In the August 3 primary in Mississippi voters experienced voting machine problems: candidates’ names and entire contests missing from the voting machine screens and equipment failing to booting up properly. Problems were reported in Hinds County, which uses the Advanced Voting Systems Winvote and in several counties that use the Premier (Diebold) TSx equipped with a voter-verifiable paper audit trail printer.
Advanced Voting Systems has been out of business for several years after they failed to meet requirements for certification to Federal voting systems standards but their machines are still used in Hinds County and in several jurisdictions in Virginia. The same type of AVS machine produced still-unexplained anomalies in Fairfax County, Virginia in 2009. The majority of Mississippi counties use the Premier TSx and most are equipped with voter verified paper audit trail printers, though the printers are not required by state law or regulation.

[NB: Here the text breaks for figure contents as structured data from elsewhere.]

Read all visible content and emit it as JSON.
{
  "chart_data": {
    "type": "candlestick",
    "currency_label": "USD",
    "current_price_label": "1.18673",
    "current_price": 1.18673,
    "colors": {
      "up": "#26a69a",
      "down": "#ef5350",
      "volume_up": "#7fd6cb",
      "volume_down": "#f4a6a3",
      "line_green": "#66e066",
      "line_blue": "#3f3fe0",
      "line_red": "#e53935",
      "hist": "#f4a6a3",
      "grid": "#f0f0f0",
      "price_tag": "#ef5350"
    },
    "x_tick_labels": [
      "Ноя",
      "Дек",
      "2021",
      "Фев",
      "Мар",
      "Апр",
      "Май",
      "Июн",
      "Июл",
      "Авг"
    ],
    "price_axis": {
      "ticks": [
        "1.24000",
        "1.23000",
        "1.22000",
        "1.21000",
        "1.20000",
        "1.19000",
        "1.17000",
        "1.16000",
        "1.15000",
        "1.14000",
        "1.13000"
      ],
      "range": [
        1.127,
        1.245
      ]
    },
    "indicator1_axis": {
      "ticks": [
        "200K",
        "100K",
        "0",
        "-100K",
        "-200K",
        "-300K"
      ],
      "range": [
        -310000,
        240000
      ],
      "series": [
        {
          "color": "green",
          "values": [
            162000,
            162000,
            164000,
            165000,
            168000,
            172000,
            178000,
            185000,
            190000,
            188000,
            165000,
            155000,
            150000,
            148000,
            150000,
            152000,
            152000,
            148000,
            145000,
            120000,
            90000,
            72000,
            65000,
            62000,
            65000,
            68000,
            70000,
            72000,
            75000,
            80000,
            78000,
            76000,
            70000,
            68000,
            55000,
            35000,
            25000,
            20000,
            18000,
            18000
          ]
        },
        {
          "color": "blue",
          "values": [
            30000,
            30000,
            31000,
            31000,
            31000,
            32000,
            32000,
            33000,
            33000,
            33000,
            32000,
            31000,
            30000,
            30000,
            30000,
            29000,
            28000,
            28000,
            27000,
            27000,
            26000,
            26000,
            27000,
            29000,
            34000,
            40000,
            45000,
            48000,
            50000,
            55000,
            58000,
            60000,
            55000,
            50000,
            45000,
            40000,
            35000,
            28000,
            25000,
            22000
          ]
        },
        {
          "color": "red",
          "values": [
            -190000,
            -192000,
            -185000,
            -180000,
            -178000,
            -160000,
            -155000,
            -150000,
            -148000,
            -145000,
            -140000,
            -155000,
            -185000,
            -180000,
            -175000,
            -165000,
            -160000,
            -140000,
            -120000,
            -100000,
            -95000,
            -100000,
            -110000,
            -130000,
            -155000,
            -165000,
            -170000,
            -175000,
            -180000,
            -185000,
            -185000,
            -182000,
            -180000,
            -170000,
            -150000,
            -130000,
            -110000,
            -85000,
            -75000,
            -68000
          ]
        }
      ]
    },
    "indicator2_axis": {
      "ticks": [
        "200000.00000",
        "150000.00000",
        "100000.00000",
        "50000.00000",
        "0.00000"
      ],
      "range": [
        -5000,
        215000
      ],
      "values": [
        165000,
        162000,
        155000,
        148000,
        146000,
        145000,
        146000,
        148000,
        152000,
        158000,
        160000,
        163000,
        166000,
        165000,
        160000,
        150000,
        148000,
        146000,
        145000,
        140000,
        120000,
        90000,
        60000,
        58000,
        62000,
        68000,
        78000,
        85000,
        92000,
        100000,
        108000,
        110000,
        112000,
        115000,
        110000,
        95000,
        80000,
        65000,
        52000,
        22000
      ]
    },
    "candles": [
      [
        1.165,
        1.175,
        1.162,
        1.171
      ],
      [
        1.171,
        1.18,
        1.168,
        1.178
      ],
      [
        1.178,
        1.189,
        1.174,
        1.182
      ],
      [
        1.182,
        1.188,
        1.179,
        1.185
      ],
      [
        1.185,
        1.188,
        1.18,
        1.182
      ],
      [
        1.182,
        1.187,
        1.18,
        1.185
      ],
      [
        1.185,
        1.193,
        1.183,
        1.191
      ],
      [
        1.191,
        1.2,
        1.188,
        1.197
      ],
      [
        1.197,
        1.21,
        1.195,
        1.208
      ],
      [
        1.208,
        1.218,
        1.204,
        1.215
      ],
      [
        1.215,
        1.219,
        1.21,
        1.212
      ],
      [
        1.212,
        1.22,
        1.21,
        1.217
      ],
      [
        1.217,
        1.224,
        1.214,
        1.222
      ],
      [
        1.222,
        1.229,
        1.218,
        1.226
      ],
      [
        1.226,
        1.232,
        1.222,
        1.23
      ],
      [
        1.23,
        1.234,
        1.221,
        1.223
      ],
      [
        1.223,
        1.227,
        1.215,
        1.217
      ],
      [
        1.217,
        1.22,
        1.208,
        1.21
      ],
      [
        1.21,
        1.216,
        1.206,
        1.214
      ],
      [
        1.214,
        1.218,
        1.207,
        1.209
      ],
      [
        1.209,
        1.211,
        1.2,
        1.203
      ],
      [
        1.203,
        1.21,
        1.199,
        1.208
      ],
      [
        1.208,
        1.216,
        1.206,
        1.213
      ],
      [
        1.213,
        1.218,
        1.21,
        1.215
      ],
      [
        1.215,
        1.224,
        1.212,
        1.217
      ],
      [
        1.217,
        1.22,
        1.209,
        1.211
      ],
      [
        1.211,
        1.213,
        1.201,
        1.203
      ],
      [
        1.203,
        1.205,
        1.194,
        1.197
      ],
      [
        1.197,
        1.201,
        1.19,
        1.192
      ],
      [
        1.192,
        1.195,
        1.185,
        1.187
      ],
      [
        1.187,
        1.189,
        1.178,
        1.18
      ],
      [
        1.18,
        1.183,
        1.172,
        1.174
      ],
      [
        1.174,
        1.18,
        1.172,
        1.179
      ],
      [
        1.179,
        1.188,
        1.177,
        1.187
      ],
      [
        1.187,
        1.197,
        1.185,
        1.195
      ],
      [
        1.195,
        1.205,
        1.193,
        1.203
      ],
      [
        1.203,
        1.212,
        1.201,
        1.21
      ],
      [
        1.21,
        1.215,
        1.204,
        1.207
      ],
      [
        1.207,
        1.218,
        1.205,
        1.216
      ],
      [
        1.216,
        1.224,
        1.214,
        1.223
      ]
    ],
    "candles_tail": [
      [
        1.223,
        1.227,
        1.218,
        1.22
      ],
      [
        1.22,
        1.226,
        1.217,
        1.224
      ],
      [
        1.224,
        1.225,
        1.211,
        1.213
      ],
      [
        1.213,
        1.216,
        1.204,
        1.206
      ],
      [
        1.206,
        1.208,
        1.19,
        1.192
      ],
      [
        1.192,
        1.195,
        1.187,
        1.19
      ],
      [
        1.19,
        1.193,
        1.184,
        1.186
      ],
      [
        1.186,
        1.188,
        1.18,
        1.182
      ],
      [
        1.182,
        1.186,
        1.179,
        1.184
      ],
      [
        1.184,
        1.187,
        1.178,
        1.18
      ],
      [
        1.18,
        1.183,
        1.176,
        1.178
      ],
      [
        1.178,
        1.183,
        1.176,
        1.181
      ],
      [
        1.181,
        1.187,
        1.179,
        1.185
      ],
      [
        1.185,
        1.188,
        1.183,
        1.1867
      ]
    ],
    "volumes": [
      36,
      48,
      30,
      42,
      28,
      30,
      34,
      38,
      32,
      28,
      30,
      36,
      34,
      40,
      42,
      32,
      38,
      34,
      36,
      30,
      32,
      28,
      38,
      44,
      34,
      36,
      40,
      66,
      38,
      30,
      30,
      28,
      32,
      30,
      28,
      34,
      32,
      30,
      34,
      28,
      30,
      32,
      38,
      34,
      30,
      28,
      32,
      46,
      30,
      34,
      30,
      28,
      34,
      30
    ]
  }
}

In California, a top to bottom review of voting systems found the TSx to have numerous security vulnerabilities and in 2007 the Secretary of State established conditions of use that severely restrict the machine’s use and required 100% manual audits of the voter-verifiable paper trails. No such routine audit is required in Mississippi. Also in 2007, a team of computer scientists at Princeton demonstrated the ease with which the TSx could be hacked. Many States, including Iowa, Florida, and Virginia, where TSx machines have been used recently or remain in use, have either replaced the TSx or are phasing them out along with other direct-recording electronic voting machines.
Yet the TSx remains in widespread use around the nation, and millions of voters will no doubt cast their ballots on these touch screens in the 2012 primaries. Where governments have any resources to replace voting equipment in time for the 2012 elections, they should replace their electronic voting machines. Where these machines are equipped with voter-verifiable paper audit trails, those audit trails (which many voters may not check, and which are subject to printer jams) should be subject to risk-limiting manual audits. Where machines that lack any paper record are used, citizens, election officials, and lawmakers should be thinking about how to replace them with a transparent, auditable, more cost-effective, and more usable voting system.
As Rice University computer scientist Dan Wallach noted in yesterday’s Jackson Clarion-Ledger, and as Verified Voting’s Resolution on Electronic Voting has stated since 2003, a transparent, cost-effective, auditable, and more usable voting system exists now: paper ballots read by scanners at the precinct. Adoption of the nation’s most widely used voting system, voter-marked paper ballots, will go a long way to solving and preventing this kind of problem in Mississippi. When the counties involved replace their aging, near-obsolete voting systems, they’ll have an opportunity to make a vast improvement in reliability.